Sacó de la mochila un tarro de miel Jardinera. Era extraño, porque ¿qué podía estar malo en la miel? Pilar decía que nunca se estropeaba a no ser que le echaras agua.

—Pilar no se siente bien —dije—. Deberías comentárselo a Toby. Está allí con las setas.

Miró a su alrededor, como si estuviera nervioso. No parecía que lo acompañara nadie, ni amigos ni padres.

—No —dijo—. Ha de ser Pilar.

Zeb se acercó desde el puesto de verduras, donde estaba vendiendo raíces de bardana y huauzontle.

—¿Pasa algo? —preguntó.

—Quiere hablar con Pilar —dijo Amanda—. Por algo de la miel.

Zeb y el chico se miraron el uno al otro, y me pareció que el chico negaba ligeramente con la cabeza.

—¿Te sirvo yo? —preguntó Zeb.

—Creo que debería ser ella —dijo el chico.

—Amanda y Ren te llevarán —dijo Zeb.

—¿Y quién venderá el vinagre? —pregunté—. Nuala ha tenido que irse.

—Yo lo vigilaré —dijo Zeb—. Éste es Glenn. Cuidadlo. No dejes que te coman vivo —le dijo a Glenn.

Atravesamos las calles de la plebilla, dirigiéndonos al Jardín del Edén en el Tejado.

—¿Cómo es que conoces a Zeb? —dijo Amanda.

—Oh, ya lo conocía —dijo el chico.

No era hablador. Ni siquiera quería caminar al lado de nosotras: después de una manzana, se quedó un poco atrás.

Llegamos al edificio de los Jardineros y subimos por la salida de incendios. Philo el Niebla y Katuro el Curvatubos estaban allí: nunca dejábamos el edificio vacío, por si acaso los plebiquillos trataban de colarse. Katuro estaba arreglando una de las mangueras; Philo sólo estaba sonriendo.

—¿Quién es éste? —preguntó Katuro cuando vio al chico.

—Zeb nos ha dicho que lo trajéramos aquí —dijo Amanda—. Está buscando a Pilar.

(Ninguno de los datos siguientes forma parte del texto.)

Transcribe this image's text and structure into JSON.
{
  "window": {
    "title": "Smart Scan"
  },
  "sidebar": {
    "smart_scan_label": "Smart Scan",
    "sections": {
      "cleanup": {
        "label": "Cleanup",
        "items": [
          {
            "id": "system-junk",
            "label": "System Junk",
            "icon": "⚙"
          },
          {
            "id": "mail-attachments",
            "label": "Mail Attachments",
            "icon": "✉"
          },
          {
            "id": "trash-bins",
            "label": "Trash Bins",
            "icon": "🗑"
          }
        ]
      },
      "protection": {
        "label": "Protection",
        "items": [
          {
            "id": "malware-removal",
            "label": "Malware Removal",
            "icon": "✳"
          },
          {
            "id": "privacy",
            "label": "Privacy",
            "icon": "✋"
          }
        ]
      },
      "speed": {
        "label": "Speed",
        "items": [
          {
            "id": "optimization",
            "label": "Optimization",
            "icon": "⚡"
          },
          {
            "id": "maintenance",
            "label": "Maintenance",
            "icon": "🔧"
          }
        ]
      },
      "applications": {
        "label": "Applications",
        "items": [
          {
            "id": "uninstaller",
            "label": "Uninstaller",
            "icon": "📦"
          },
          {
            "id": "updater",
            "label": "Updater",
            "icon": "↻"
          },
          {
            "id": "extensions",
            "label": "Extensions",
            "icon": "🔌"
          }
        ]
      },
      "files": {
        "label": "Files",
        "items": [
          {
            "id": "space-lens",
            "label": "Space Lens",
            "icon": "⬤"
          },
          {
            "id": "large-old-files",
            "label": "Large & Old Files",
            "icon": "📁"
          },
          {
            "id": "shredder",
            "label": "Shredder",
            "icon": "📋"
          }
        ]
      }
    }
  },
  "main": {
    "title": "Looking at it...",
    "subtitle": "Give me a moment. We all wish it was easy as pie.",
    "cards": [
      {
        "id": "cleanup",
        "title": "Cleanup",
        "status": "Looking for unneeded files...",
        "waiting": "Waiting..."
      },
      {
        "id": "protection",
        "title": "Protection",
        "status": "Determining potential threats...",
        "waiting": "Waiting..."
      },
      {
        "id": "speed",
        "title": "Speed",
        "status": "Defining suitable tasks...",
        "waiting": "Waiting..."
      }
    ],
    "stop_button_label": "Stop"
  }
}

Katuro señaló con la cabeza por encima del hombro.

—En del Barbecho.

Pilar estaba tumbada en una hamaca con el tablero de ajedrez a su lado. Todas las piezas estaban colocadas: no había jugado. No tenía buen aspecto: estaba un poco hundida. Estaba con los ojos cerrados, pero los abrió cuando nos oyó llegar.

—Bienvenido, querido Glenn —dijo, como si lo estuviera esperando—. Espero que no hayas tenido ningún problema.

—Ningún problema —dijo el chico. Sacó el tarro—. No está bien —añadió.

—Todo está bien —dijo Pilar—. En la imagen global. Amanda, Ren, ¿me traeríais un vaso de agua?

—Lo iré a buscar —dije.

—Id las dos —dijo Pilar—. Por favor.

No nos quería allí. Dejamos del Barbecho lo más lentamente que pudimos. Ojalá hubiera podido oír lo que estaban diciendo: no era sobre la miel. El aspecto de Pilar me estaba asustando.

—No es de una plebilla —susurró Amanda—. Es de un complejo.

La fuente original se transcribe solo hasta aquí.